Ok, ok… Let me get to the point and how this applies to you as an IT professional. A lot of times when we’re troubleshooting things, symptoms or events may appear to seem like they are the root cause of the issue, but come to find out, they had nothing to do it. In the example above, because our son arrived around the time the leak was first reported, we immediately attributed the cause to him. As problem solvers, we must try our best to remove our biases towards the first thing that we see, hear, or think of and fully analyze the situation using proper methodologies. Let me give you an example:

John Doe says his Internet won’t work when connected to Wi-Fi:

One day, John Doe reports that “his Internet’s not working” even though he’s connected to Wi-Fi. While troubleshooting John’s issue, you notice the client is not receiving an IP address when connecting to the WLAN. The client successfully associates to the WLAN so it must be the DHCP server, right? In fact, John Doe gave you the perfect piece of correlated data when he told you there was a power outage recently and that the server rebooted; he also mentioned that the problem started around that time, but it’s only affecting certain clients. It must be related to that power outage… Right? Come to find out, after using the proper troubleshooting steps and ruling out DHCP because you noticed the client was never sending an authentication request via debug logs on the wireless controller and logs on the authentication servers… You realize your friendly server admin put that laptop in a different Active Directory OU that disabled older TLS protocols that were still being used by the client for 802.1X authentication and thus it was not even attempting to authenticate.

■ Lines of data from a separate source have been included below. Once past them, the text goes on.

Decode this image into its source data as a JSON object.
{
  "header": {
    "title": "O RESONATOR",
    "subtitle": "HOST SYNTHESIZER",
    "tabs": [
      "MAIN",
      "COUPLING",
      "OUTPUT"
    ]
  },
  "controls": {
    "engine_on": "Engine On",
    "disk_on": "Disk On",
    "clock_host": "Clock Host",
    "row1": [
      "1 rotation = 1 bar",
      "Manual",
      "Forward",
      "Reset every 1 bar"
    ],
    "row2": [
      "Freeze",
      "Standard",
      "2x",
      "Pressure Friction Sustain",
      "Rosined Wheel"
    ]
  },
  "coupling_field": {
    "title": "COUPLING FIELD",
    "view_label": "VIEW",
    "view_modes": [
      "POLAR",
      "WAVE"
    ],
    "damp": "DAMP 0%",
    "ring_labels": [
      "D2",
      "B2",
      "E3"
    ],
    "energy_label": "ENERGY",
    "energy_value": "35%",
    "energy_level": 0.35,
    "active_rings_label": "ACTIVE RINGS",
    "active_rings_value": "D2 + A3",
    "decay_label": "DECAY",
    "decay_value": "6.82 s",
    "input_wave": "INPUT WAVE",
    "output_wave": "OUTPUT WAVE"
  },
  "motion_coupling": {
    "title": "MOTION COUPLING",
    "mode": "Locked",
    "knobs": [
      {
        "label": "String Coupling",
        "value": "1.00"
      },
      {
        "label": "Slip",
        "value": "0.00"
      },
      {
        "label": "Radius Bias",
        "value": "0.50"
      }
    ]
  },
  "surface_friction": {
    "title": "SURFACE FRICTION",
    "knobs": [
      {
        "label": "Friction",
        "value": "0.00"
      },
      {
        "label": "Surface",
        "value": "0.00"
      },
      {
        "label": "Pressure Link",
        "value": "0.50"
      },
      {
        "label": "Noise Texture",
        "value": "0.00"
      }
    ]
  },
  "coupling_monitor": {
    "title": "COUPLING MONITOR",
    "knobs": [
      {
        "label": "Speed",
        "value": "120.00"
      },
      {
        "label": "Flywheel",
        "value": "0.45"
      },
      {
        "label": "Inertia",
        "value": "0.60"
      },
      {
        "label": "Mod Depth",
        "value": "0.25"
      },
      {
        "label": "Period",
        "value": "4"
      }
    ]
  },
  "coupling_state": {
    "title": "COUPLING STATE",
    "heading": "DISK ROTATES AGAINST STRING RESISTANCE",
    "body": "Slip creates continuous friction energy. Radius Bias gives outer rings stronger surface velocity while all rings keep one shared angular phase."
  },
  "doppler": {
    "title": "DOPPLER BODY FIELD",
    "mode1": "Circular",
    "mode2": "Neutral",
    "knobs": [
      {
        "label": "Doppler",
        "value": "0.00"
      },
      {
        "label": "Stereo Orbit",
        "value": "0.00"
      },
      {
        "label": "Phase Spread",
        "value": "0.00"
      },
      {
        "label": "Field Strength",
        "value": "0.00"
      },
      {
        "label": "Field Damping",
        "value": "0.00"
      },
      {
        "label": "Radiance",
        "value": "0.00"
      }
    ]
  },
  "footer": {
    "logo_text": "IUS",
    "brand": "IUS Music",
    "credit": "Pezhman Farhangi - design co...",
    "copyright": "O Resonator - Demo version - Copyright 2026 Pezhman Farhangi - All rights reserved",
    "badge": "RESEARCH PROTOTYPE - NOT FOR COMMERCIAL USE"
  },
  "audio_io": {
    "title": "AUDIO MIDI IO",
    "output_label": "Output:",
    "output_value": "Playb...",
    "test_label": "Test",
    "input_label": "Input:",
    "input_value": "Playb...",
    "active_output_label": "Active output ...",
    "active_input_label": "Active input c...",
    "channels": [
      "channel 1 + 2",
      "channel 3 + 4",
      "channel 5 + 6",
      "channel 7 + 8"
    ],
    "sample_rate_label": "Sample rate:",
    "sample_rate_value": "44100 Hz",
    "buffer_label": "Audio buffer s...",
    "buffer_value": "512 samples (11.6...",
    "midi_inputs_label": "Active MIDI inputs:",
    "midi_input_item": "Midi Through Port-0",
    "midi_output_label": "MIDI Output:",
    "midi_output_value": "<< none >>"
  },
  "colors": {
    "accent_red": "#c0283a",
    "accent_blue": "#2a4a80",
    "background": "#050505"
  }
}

Without a successfully completed authentication, the client would have never made it to the the 4-Way handshake or the DHCP DORA process to obtain an IP address. The power outage and the DHCP server rebooting were just correlations to the time when the problem started, NOT the causation!

In the end, when you’re troubleshooting, try not to fall into the trap of being stuck on something that might be related to the problem in some way, but isn’t actually causing the problem. Sure, it COULD actually be the root cause, but if you’ve looked into and feel comfortable ruling it out, move on. Don’t waste time or energy on something just because it was the first thing that was mentioned or the first thing that you came across.